I think the inner circle must have met on May 7. Hence the cancelling of her morning show appearances. I really don't understand, however, to what conclusion they came as it hardly can have been about them going into face-saving mode considering her latest utterances (or is she THAT undisciplined???).

It's a mystery to me. It just doesn't make sense. I give up trying to understand this and refer to Rachel Maddow's quip about Hillary running a "post-rational" campaign... It's all so utterly irrational.

Or can you provide a convincing rationale for what's going on in the head of Clinton & Co?

by charlesf on 05/10/2008 06:23:27 AM EST

It seems that Hillary is following Huckabee's example, wait until your opponent gets the magic number then bow out, (or so I hope lest this drag on for another 2 months).

Right now Barack is 155 total delegates away from 2025, the number needed to clinch the nomination.

There are 217 pledged delegates left.

Let us assume, conservativly, that Barack picks up 2 supers/day from here on out. I am also assuming Barack gets 1/3 of WV vote on Tuesday.

So he gets 9 pledged from WV, and 10 supers from Monday-Friday.

That puts him at 136 needed on 5/16.

By the next friday he picks up 14 more supers and on 5/20 he gets 55% of Oregon, (again being conservative) and 1/3 of KY.

So he picks up 28 pledged in OR, 16 in KY, 14 supers that week.

So by the end of 5/23 Barack will be 78 delegates away from clinching it.

Now the PR primary is held on Sunday, 6/1, 9 days after 5/23, so Obama will then have picked up an additional 18 supers, leaving him just 60 delegates short of the nomination by the time PR votes.

Now PR has 66 pledged delegates and I will be kind to Clinton and give her a 20% win there and round down, so Obama picks up just 26 pledged delegates there.

So after PR votes Obama is now 34 delegates away.

He picks up another 4 on Monday and Tuesday, (tuesday 6/3 being the last 2 primaries) putting him 30 delegates away.

Now MT has 16 pledged and 15 from SD.

These are going to be Barack blowouts, so I'll give him 2-1 ratios there then round down.

So he picks up 20 pledged delegates in those two states.

The primaries are now finished with Barack 10 super delegates away from the nomination.

Assuming the conservative figure of 2 supers/day for Obama then Obama will clinch the nomination on Sunday, June 8, 2008.

Hillary will then drop out the next day, or should.

Of course, she could bitch that the real "magic number" is 2200 or whatever it is counting MI and FL.

Even so, Clinton's pledged delegate lead over Barack counting FL and giving clinton 55% of MI is only 60 or so.

So if Barack wanted to be magnanimous, he could agree to count MI and FL and pretty soon he would be at the new magic number anyway.

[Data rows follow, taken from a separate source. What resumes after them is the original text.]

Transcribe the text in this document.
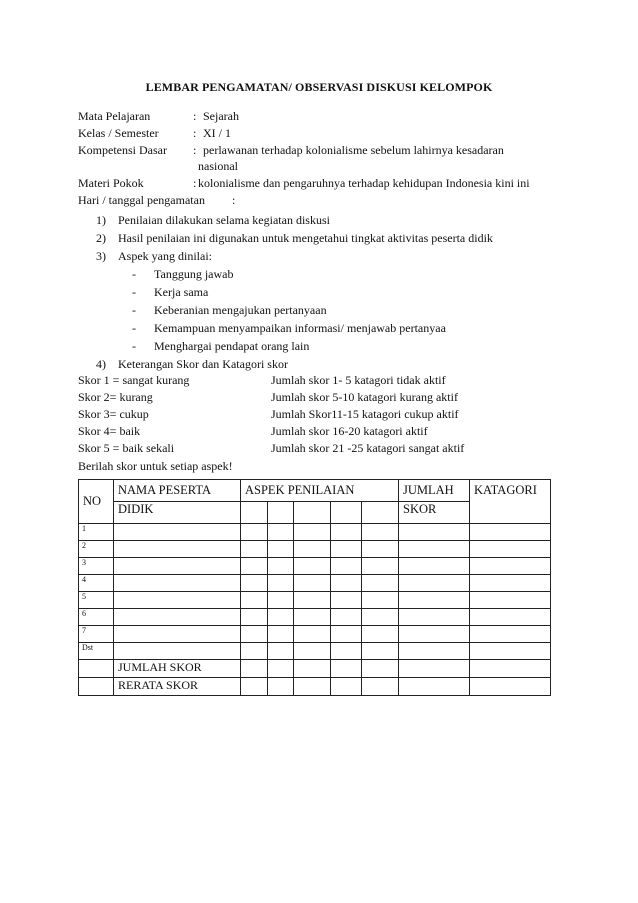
LEMBAR PENGAMATAN/ OBSERVASI DISKUSI KELOMPOK
Mata Pelajaran	: Sejarah
Kelas / Semester	: XI / 1
Kompetensi Dasar : perlawanan terhadap kolonialisme sebelum lahirnya kesadaran
nasional
Materi Pokok	: kolonialisme dan pengaruhnya terhadap kehidupan Indonesia kini ini
Hari / tanggal pengamatan :
1) Penilaian dilakukan selama kegiatan diskusi
2) Hasil penilaian ini digunakan untuk mengetahui tingkat aktivitas peserta didik
3) Aspek yang dinilai:
- Tanggung jawab
- Kerja sama
- Keberanian mengajukan pertanyaan
- Kemampuan menyampaikan informasi/ menjawab pertanyaa
- Menghargai pendapat orang lain
4) Keterangan Skor dan Katagori skor
Skor 1 = sangat kurang	Jumlah skor 1- 5 katagori tidak aktif
Skor 2= kurang	Jumlah skor 5-10 katagori kurang aktif
Skor 3= cukup	Jumlah Skor11-15 katagori cukup aktif
Skor 4= baik	Jumlah skor 16-20 katagori aktif
Skor 5 = baik sekali	Jumlah skor 21 -25 katagori sangat aktif
Berilah skor untuk setiap aspek!
NO	NAMA PESERTA	ASPEK PENILAIAN					JUMLAH	KATAGORI
	DIDIK						SKOR	
1								
2								
3								
4								
5								
6								
7								
Dst								
	JUMLAH SKOR							
	RERATA SKOR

Then Clinton would argue that, "supers can always change their minds" and still go till the convention.

The point being that this will surely last till the end of may, (the flood of supers should continue at 3-4/day and will accelerate once Obama has reached a majority of pledged delegates on 5/20)

Once he reaches the magic number of 2025, it will increase yet more until all the pledged delegates have decided.

By the way, this week 22 supers announced, 20 for Barack, or 91%.

Once he gets the majority of pledged delegates that number will probably increase to 95% and once he has the magic number of 2025 I would guess it will be 99%, (in other words once he gets to 2025 total delegates, Clinton will gain only 1 super at best).

So basically I am predicting the flood of supers will be so great that Barack will, by mid June get 2200 or whatever the "real" magic number is, counting MI and FL.

At that point Clinton staying in would be a joke.